The results in target states seem to have been off as well. The polls had Biden up 0.9% in Florida, far different from Trump’s 3.4% victory margin there. I have been dubious about the polling techniques of firms like Robert Cahaly’s Trafalgar, which produced numbers apparently closer to the election results so far than other pollsters in Florida, North Carolina, Pennsylvania, Michigan and Wisconsin. But in an opinion climate where mass media and corporate political correctness has many Americans unwilling to state their opinions, there may be something to say for Cahaly’s unorthodox methods — and something to say against the more standard polling technique. There is, as my Washington Examiner colleague Byron York has argued, a hidden Trump vote. Most pollsters have not learned how to find it.
2. Donald Trump is running much better than almost everyone in the press and on Twitter expected. As I write, he has won or is ahead in the tabulated vote in 28 states with 280 electoral votes. He is clearly on his way to winning more popular votes than he did in 2016.
Democrats don’t seem likely to pick up the Senate majority that they seemed almost assured of gaining as recently as Tuesday morning. Republicans Corey Gardner and Martha McSally lost, as expected, in Colorado and Arizona, and Democrat Doug Jones lost, as expected, in Alabama. But as I write, Susan Collins is running well ahead of Trump and has a significant lead in Maine. She is a rare example of a politician who can get voters to split their tickets. Cal Cunningham, Chuck Schumer’s handpicked candidate in North Carolina, is trailing by 1.8%; I bet if Schumer if had known about Cunningham’s extramarital affairs, which were revealed and admitted during the campaign, the Senate minority leader would have picked another candidate. In Iowa, Republican incumbent Joni Ernst, having trailed in polls for months, won by a 7% margin. This is even larger than the prediction shown in last weekend’s Des Moines Register poll, conducted by star pollster Ann Selzer, about which I wrote a column entitled “The Disconcerting Iowa poll: A Trump Surge?”
Democrats’ hopes for a Senate majority now rest on Georgia’s two Senate seats. It’s now looking unlikely that incumbent David Perdue will fail to get 50% of the vote and therefore, under state law, have to face a runoff with Democrat Jon Ossoff on Jan. 5; Perdue currently holds 50% of the vote with 98% of precincts reporting. There will definitely be a runoff for the state’s other seat between appointed incumbent Kelly Loeffler and Democrat Raphael Warnock. Old-timers may recall that in 1992, when Georgia voted for Bill Clinton, Republican Paul Coverdell trailed incumbent Wyche Fowler in the general election 49% to 48%, but came back to win the runoff, with a sharply reduced turnout, by 51% to 49%. This year, with the Senate majority potentially at stake, turnout is likely to remain high.
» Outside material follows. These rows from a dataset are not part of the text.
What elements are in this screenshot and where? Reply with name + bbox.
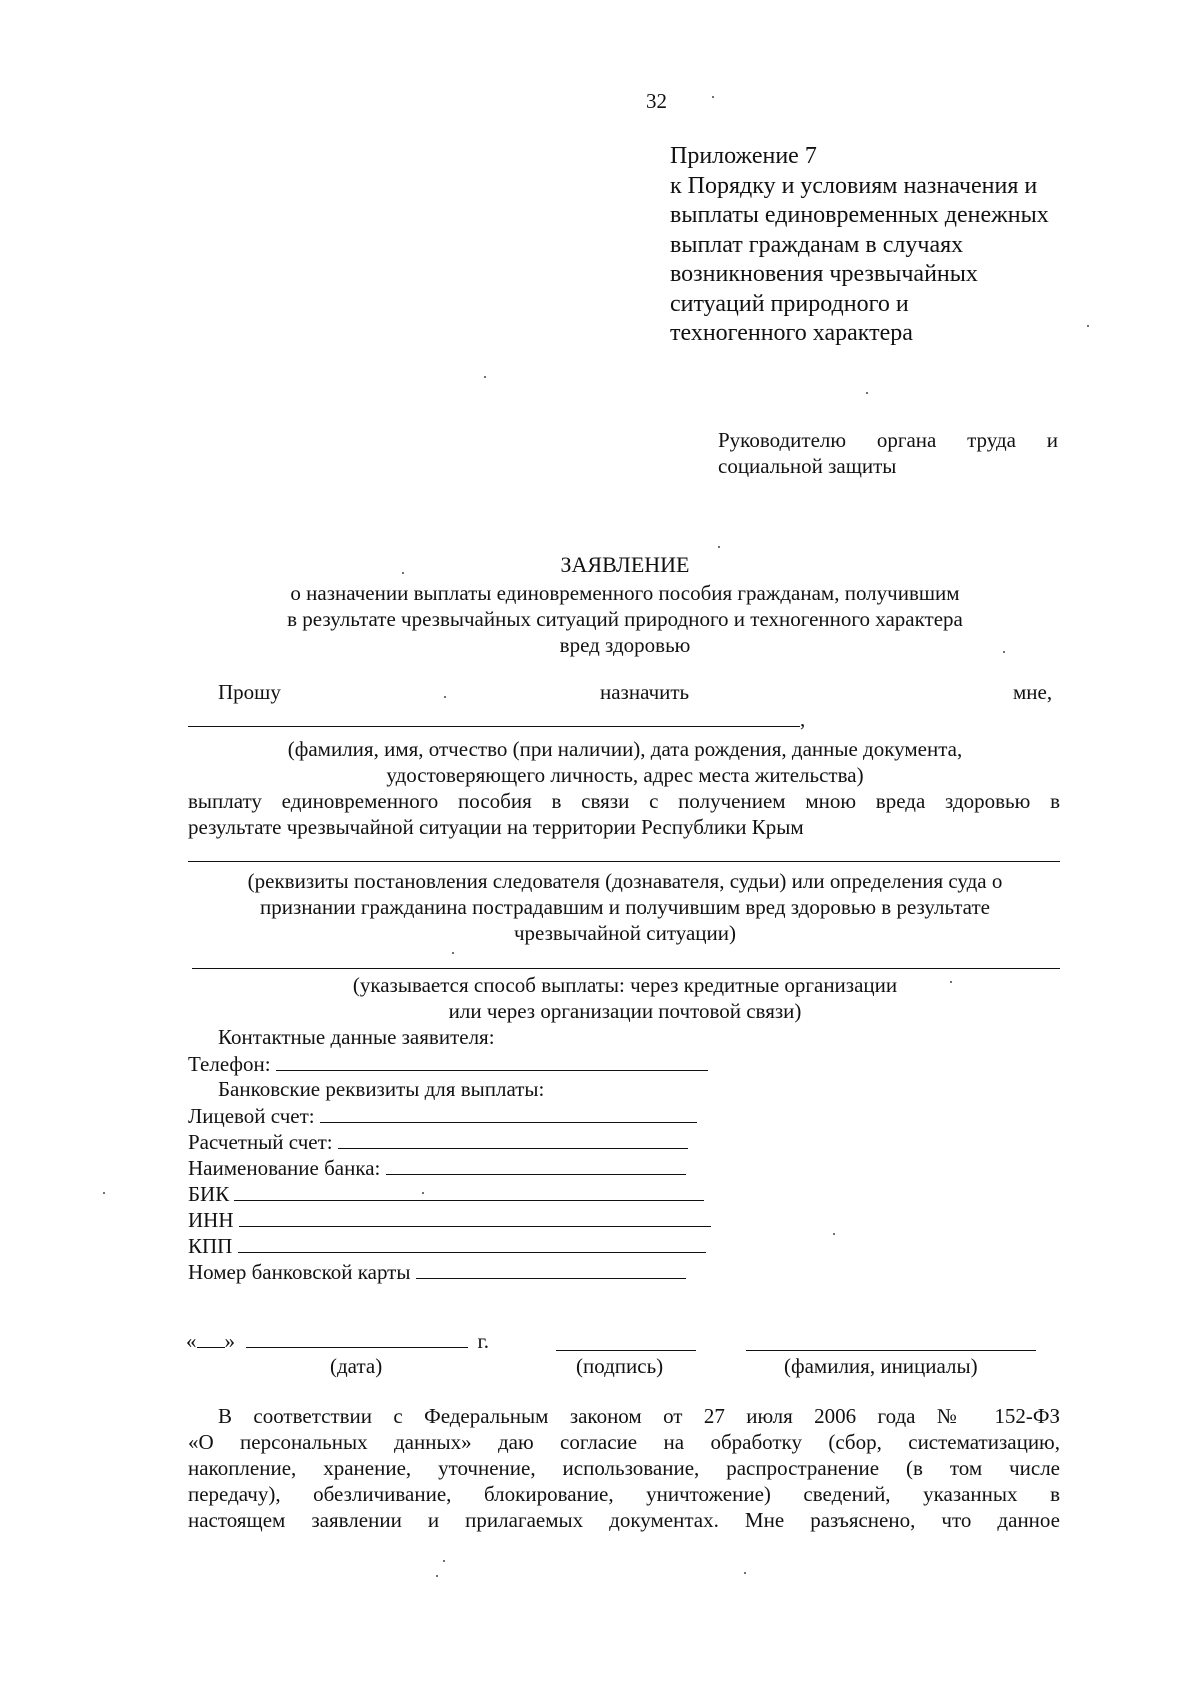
phone-row xyxy=(188,1050,708,1077)
applicant-details-hint-1: (фамилия, имя, отчество (при наличии), дата рождения, данные документа, xyxy=(287,737,963,761)
appendix-line: техногенного характера xyxy=(670,320,913,346)
scan-speck xyxy=(1003,651,1005,653)
document-subtitle-3: вред здоровью xyxy=(559,633,691,657)
scan-speck xyxy=(443,1560,445,1562)
page-number: 32 xyxy=(646,89,667,113)
phone-field[interactable] xyxy=(276,1050,708,1071)
consent-line-4: передачу), обезличивание, блокирование, уничтожение) сведений, указанных в xyxy=(188,1482,1060,1506)
scan-speck xyxy=(718,546,720,548)
bik-label: БИК xyxy=(188,1182,230,1206)
date-month-year-field[interactable] xyxy=(246,1327,468,1348)
scan-speck xyxy=(444,696,446,698)
request-word-2: назначить xyxy=(600,680,690,704)
request-word-3: мне, xyxy=(1013,680,1053,704)
scan-speck xyxy=(422,1192,424,1194)
consent-line-5: настоящем заявлении и прилагаемых документах. Мне разъяснено, что данное xyxy=(188,1508,1060,1532)
appendix-line: ситуаций природного и xyxy=(670,290,909,317)
document-subtitle-1: о назначении выплаты единовременного пособия гражданам, получившим xyxy=(290,581,960,605)
addressee-line-1: Руководителю органа труда и xyxy=(718,428,1058,452)
appendix-line: выплат гражданам в случаях xyxy=(670,231,964,258)
bank-name-label: Наименование банка: xyxy=(188,1156,381,1180)
bank-details-header: Банковские реквизиты для выплаты: xyxy=(218,1077,545,1101)
kpp-row xyxy=(188,1232,706,1259)
personal-account-field[interactable] xyxy=(320,1102,697,1123)
payment-method-line[interactable] xyxy=(192,968,1060,969)
bik-row xyxy=(188,1180,704,1207)
scan-speck xyxy=(712,96,714,98)
card-number-row xyxy=(188,1258,686,1285)
resolution-hint-1: (реквизиты постановления следователя (дознавателя, судьи) или определения суда о xyxy=(247,869,1003,893)
kpp-field[interactable] xyxy=(238,1232,706,1253)
card-number-label: Номер банковской карты xyxy=(188,1260,411,1284)
payment-method-hint-1: (указывается способ выплаты: через кредитные организации xyxy=(352,973,898,997)
applicant-details-comma: , xyxy=(800,707,806,731)
bank-name-field[interactable] xyxy=(386,1154,686,1175)
scan-speck xyxy=(833,1233,835,1235)
inn-field[interactable] xyxy=(239,1206,711,1227)
kpp-label: КПП xyxy=(188,1234,233,1258)
appendix-block xyxy=(670,142,1049,349)
payment-method-hint-2: или через организации почтовой связи) xyxy=(448,999,802,1023)
inn-label: ИНН xyxy=(188,1208,234,1232)
consent-line-3: накопление, хранение, уточнение, использование, распространение (в том числе xyxy=(188,1456,1060,1480)
date-caption: (дата) xyxy=(330,1354,383,1378)
scan-speck xyxy=(103,1192,105,1194)
request-body-line-1: выплату единовременного пособия в связи с получением мною вреда здоровью в xyxy=(188,789,1060,813)
scan-speck xyxy=(950,981,952,983)
appendix-line: к Порядку и условиям назначения и xyxy=(670,172,1038,199)
resolution-hint-2: признании гражданина пострадавшим и получившим вред здоровью в результате xyxy=(260,895,990,919)
appendix-line: возникновения чрезвычайных xyxy=(670,261,978,287)
year-suffix: г. xyxy=(477,1329,489,1353)
phone-label: Телефон: xyxy=(188,1052,271,1076)
scan-speck xyxy=(866,392,868,394)
scan-speck xyxy=(402,572,404,574)
settlement-account-row xyxy=(188,1128,688,1155)
request-body-line-2: результате чрезвычайной ситуации на территории Республики Крым xyxy=(188,815,804,839)
request-word-1: Прошу xyxy=(218,680,281,704)
signature-caption: (подпись) xyxy=(576,1354,664,1378)
personal-account-label: Лицевой счет: xyxy=(188,1104,315,1128)
resolution-hint-3: чрезвычайной ситуации) xyxy=(513,921,737,945)
date-row xyxy=(186,1327,489,1354)
scan-speck xyxy=(744,1572,746,1574)
applicant-details-hint-2: удостоверяющего личность, адрес места жительства) xyxy=(386,763,864,787)
scan-speck xyxy=(436,1575,438,1577)
bank-name-row xyxy=(188,1154,686,1181)
date-quote-close: » xyxy=(224,1329,235,1353)
scan-speck xyxy=(484,376,486,378)
personal-account-row xyxy=(188,1102,697,1129)
appendix-line: выплаты единовременных денежных xyxy=(670,202,1049,228)
date-day-field[interactable] xyxy=(197,1327,225,1348)
scan-speck xyxy=(452,952,454,954)
appendix-title: Приложение 7 xyxy=(670,143,817,169)
name-caption: (фамилия, инициалы) xyxy=(784,1354,978,1378)
settlement-account-label: Расчетный счет: xyxy=(188,1130,333,1154)
addressee-line-2: социальной защиты xyxy=(718,454,897,478)
consent-line-1: В соответствии с Федеральным законом от 27 июля 2006 года № 152-ФЗ xyxy=(218,1404,1060,1428)
settlement-account-field[interactable] xyxy=(338,1128,688,1149)
name-initials-field[interactable] xyxy=(746,1350,1036,1351)
applicant-details-line[interactable] xyxy=(188,726,800,727)
date-quote-open: « xyxy=(186,1329,197,1353)
scan-speck xyxy=(1087,325,1089,327)
bik-field[interactable] xyxy=(234,1180,704,1201)
resolution-details-line[interactable] xyxy=(188,861,1060,862)
consent-line-2: «О персональных данных» даю согласие на обработку (сбор, систематизацию, xyxy=(188,1430,1060,1454)
card-number-field[interactable] xyxy=(416,1258,686,1279)
document-subtitle-2: в результате чрезвычайных ситуаций природного и техногенного характера xyxy=(287,607,963,631)
document-title: ЗАЯВЛЕНИЕ xyxy=(560,552,690,577)
signature-field[interactable] xyxy=(556,1350,696,1351)
contacts-header: Контактные данные заявителя: xyxy=(218,1025,495,1049)
inn-row xyxy=(188,1206,711,1233)
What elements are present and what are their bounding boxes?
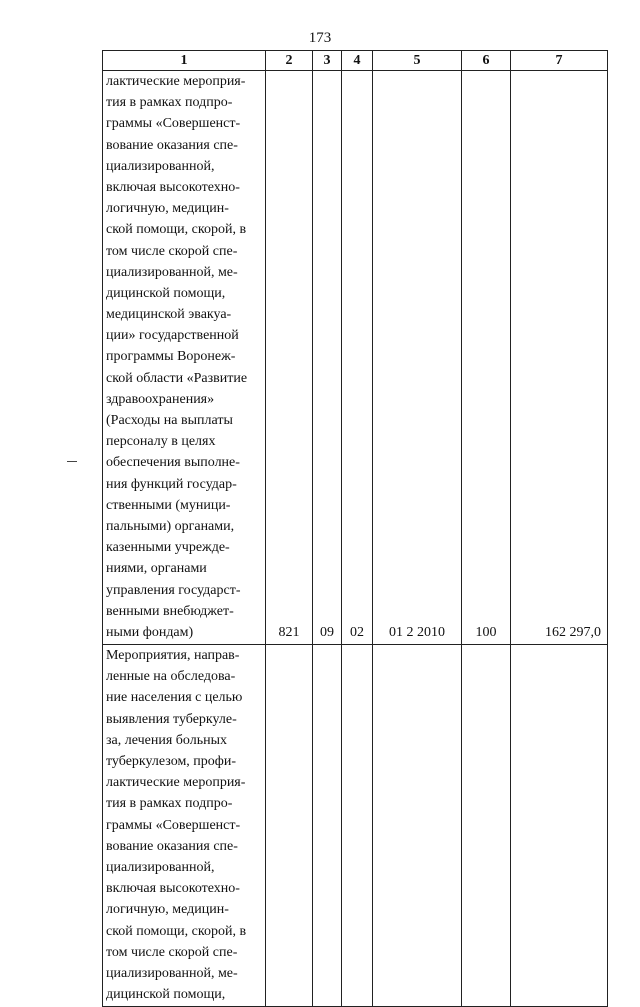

Whatever the exact Senate result, it seems unlikely that the Senate will go along with the plans backed enthusiastically by leftist Democrats to pack the Supreme Court or to confer statehood on the District of Columbia and Puerto Rico.
4. Democrats have not done nearly as well as expected in House races. The Cook Political Report, with its fine record of assessing congressional elections, predicted that Democrats would increase their 232-seat majority in the House. Instead, at present, they’ve lost multiple seats and have gained only two, both in North Carolina, thanks to a favorable court redistricting decision.